La construcción Casa Rosada es fiel a sus raíces rurales, fue originalmente un antiguo establo que se convirtió en dos casas de huéspedes a finales del siglo XX.

En la isla de São Miguel en las Azores, Portugal, es un diseño muy simple de color que atraviesa el follaje verde que lo rodea. Ventanas y puertas cortadas en la fachada, un techo de tejas rojas y una construcción de dos pisos. Y el muro de piedra que rodea el exterior del edificio agregando un toque extra “rústico”.

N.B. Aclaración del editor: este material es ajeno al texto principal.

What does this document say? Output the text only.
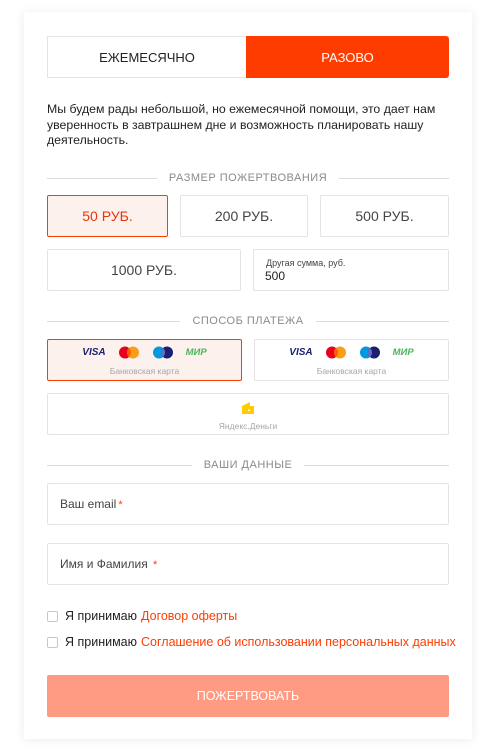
ЕЖЕМЕСЯЧНО	РАЗОВО
Мы будем рады небольшой, но ежемесячной помощи, это дает нам уверенность в завтрашнем дне и возможность планировать нашу деятельность.
РАЗМЕР ПОЖЕРТВОВАНИЯ
50 РУБ.	200 РУБ.	500 РУБ.
1000 РУБ.	Другая сумма, руб.
500
СПОСОБ ПЛАТЕЖА
VISA	МИР
Банковская карта
VISA	МИР
Банковская карта
Яндекс.Деньги
ВАШИ ДАННЫЕ
Ваш email *
Имя и Фамилия *
Я принимаю Договор оферты
Я принимаю Соглашение об использовании персональных данных
ПОЖЕРТВОВАТЬ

En el interior madera de color claro o blanqueada, que incluye cedro japonés, pino recuperado y madera de acacia, se utiliza en las habitaciones, desde los pisos hasta los artículos de mobiliario cuidadosamente seleccionados y hechos a medida. Un color ocre envejecido tradicionalmente utilizado para el exterior de las casas de las Azores, enmarca las paredes que rodean la cocina del piso superior y algunas de las ventanas.

Tanto la planta superior como la inferior cuentan con vistas al jardín que permiten que brille el abundante sol de las Azores.

VÍA/ yatzer.com
DISEÑO/ Mezzo Atelier
ARQUITECTOS/ Joana de Oliveira. Giacomo Mezzadri
FOTOGRAFÍA/ Fernando Guerra.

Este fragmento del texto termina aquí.